The process $Y$ is defined similarly: \begin{equation} \mu_Y = \begin{cases} \epsilon p_y &\text{ if } f<0\\ (1-\epsilon)p_y &\text{ if }f>0 \end{cases} \end{equation}

\begin{equation} b_Y= \begin{cases} \epsilon &\text{ if } f<0\\ (1-\epsilon) &\text{ if }f>0 \end{cases} \end{equation}

To get these, I assumed that when a process is occurring with probability $1-\epsilon$, then you can simply scale the full (i.e. occur with probability 1) transition density $\mathcal{N}(\mu t, \sigma^2 t)$ to $\mathcal{N}(\mu t (1-\epsilon), \sigma^2 t(1-\epsilon))$. If this is wrong, please correct me.

Now, I'm not sure what the covariance structure is other than the fact that only one of the two processes occurs at a time.

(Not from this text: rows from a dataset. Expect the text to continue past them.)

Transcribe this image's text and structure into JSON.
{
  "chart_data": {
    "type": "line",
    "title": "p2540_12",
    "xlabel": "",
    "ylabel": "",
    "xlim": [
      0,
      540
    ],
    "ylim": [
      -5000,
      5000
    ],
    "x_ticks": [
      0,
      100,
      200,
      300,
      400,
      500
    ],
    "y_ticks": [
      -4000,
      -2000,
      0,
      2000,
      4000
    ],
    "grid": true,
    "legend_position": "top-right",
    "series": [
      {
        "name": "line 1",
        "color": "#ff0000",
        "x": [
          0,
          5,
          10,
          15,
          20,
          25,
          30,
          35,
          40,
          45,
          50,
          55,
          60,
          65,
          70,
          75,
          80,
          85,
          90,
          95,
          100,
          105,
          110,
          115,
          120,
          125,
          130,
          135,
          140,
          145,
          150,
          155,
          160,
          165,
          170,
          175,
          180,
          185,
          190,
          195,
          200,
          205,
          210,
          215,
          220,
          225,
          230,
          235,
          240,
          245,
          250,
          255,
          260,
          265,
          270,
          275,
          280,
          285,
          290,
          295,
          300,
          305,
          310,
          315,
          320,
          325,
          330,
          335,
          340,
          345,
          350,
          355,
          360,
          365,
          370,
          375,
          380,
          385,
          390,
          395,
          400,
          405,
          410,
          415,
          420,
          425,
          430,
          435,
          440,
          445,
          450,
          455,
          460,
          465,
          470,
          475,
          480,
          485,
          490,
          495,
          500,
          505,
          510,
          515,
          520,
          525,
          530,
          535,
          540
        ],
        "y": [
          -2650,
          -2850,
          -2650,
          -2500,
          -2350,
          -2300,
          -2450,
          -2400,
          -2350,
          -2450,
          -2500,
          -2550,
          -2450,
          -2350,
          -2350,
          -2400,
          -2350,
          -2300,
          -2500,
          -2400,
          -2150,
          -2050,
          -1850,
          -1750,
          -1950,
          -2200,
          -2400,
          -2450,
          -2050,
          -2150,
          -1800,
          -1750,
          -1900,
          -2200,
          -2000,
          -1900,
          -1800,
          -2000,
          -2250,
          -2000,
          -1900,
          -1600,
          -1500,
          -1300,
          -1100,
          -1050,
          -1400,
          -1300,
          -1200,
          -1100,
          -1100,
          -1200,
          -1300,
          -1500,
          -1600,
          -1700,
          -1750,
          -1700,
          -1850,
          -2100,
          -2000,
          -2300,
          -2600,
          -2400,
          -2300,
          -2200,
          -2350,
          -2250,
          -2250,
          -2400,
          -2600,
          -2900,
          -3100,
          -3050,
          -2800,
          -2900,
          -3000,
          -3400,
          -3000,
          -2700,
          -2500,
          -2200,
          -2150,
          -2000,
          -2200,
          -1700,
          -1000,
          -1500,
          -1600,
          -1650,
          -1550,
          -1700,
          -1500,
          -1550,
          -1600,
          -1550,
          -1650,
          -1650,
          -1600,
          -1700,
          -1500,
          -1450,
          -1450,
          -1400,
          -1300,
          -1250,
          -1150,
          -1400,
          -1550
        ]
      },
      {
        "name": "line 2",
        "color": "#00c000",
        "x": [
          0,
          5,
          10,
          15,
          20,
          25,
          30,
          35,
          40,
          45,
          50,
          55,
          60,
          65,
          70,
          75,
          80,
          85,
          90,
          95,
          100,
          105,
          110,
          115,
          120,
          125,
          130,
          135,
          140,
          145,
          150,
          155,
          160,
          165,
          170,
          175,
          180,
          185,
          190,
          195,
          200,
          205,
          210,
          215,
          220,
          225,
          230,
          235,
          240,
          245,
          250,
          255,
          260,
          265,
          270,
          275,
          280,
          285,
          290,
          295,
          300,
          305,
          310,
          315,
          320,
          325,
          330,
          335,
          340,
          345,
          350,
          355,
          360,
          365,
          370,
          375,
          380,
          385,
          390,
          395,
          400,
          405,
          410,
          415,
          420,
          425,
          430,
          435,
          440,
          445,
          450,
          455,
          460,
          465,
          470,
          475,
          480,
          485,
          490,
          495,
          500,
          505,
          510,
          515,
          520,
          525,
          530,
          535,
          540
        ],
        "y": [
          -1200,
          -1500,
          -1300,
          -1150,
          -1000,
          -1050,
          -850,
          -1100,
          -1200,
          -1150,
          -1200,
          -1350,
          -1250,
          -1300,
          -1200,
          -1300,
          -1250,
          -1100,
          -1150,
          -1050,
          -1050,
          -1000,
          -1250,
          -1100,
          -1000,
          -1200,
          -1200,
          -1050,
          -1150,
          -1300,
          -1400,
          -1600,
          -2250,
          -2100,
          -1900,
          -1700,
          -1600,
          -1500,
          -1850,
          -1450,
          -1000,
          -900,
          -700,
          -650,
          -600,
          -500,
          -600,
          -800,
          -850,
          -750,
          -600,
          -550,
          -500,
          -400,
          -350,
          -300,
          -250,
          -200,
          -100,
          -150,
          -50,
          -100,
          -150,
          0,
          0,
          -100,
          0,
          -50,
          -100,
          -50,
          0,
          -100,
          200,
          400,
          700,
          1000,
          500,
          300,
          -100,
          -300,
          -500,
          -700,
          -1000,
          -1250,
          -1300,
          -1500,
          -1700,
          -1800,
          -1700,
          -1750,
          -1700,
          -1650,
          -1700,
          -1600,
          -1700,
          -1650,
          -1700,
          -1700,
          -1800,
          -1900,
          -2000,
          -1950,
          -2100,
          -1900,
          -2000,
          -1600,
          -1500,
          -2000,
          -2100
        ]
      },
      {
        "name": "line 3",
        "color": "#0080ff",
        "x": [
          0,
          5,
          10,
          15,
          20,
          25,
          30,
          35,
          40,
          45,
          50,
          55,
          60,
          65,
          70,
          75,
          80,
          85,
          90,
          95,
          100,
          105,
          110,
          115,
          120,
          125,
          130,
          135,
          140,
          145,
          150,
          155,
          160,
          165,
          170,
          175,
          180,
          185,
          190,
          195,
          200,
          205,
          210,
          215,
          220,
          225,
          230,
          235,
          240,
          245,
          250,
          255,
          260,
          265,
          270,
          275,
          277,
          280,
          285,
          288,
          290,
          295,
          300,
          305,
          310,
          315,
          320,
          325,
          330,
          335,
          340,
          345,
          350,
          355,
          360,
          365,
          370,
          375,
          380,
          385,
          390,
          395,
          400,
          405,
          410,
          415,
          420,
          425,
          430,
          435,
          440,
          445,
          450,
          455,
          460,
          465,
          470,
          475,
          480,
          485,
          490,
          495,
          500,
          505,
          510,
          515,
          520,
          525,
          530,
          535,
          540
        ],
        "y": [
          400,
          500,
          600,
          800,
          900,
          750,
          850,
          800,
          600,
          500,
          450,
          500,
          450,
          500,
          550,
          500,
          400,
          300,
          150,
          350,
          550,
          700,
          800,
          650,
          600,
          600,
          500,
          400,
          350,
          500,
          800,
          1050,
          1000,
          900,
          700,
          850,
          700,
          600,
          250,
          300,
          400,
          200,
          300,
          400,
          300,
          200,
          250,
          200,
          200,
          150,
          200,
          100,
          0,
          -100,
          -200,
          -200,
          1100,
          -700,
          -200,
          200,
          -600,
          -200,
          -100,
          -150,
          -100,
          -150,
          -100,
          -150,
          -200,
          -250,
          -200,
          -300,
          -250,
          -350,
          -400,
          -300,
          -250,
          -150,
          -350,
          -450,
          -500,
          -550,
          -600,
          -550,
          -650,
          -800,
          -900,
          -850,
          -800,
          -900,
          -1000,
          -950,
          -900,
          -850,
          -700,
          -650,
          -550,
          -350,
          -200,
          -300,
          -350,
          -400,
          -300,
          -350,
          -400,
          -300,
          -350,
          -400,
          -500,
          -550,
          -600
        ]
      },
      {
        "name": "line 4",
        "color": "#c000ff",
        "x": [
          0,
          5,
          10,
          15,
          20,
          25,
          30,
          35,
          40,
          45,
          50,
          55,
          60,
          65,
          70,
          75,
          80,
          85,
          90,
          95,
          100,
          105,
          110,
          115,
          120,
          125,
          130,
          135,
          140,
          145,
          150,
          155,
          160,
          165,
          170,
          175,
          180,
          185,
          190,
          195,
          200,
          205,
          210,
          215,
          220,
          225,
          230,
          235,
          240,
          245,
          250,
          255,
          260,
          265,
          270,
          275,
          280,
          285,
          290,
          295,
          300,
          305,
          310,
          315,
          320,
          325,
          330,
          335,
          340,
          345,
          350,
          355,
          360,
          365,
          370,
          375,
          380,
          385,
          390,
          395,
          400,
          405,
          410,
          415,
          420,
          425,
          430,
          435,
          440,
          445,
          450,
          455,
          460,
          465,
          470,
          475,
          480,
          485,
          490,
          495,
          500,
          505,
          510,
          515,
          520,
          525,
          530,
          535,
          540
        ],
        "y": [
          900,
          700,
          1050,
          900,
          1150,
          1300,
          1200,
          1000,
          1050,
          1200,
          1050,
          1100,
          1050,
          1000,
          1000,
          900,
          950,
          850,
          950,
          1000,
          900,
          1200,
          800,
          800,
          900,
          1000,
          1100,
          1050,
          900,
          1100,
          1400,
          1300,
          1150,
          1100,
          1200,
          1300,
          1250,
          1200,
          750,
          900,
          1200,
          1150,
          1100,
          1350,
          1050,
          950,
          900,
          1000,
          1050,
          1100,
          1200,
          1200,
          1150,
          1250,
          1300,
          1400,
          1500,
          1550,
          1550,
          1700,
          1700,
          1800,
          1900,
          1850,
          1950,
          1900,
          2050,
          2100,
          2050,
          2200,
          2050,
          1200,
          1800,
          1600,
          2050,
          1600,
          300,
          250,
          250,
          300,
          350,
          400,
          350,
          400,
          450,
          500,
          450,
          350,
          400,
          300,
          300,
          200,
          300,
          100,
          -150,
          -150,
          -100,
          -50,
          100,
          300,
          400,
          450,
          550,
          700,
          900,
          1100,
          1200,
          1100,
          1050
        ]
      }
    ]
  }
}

My guess was to simply combine these into the 2D case with no correlation, but it doesn't seem right.
\begin{equation} b_Z = \begin{cases} \begin{pmatrix} (1-\epsilon)&0\\ 0&\epsilon \end{pmatrix} &\text{ if } f<0\\ \begin{pmatrix} \epsilon&0\\ 0&(1-\epsilon) \end{pmatrix} &\text{ if } f>0 \end{cases} \end{equation}

Should the off-diagonals be negative? Since the two processes are mutually exclusive, my (not very strong) intuition is that it should either be 0 or negative.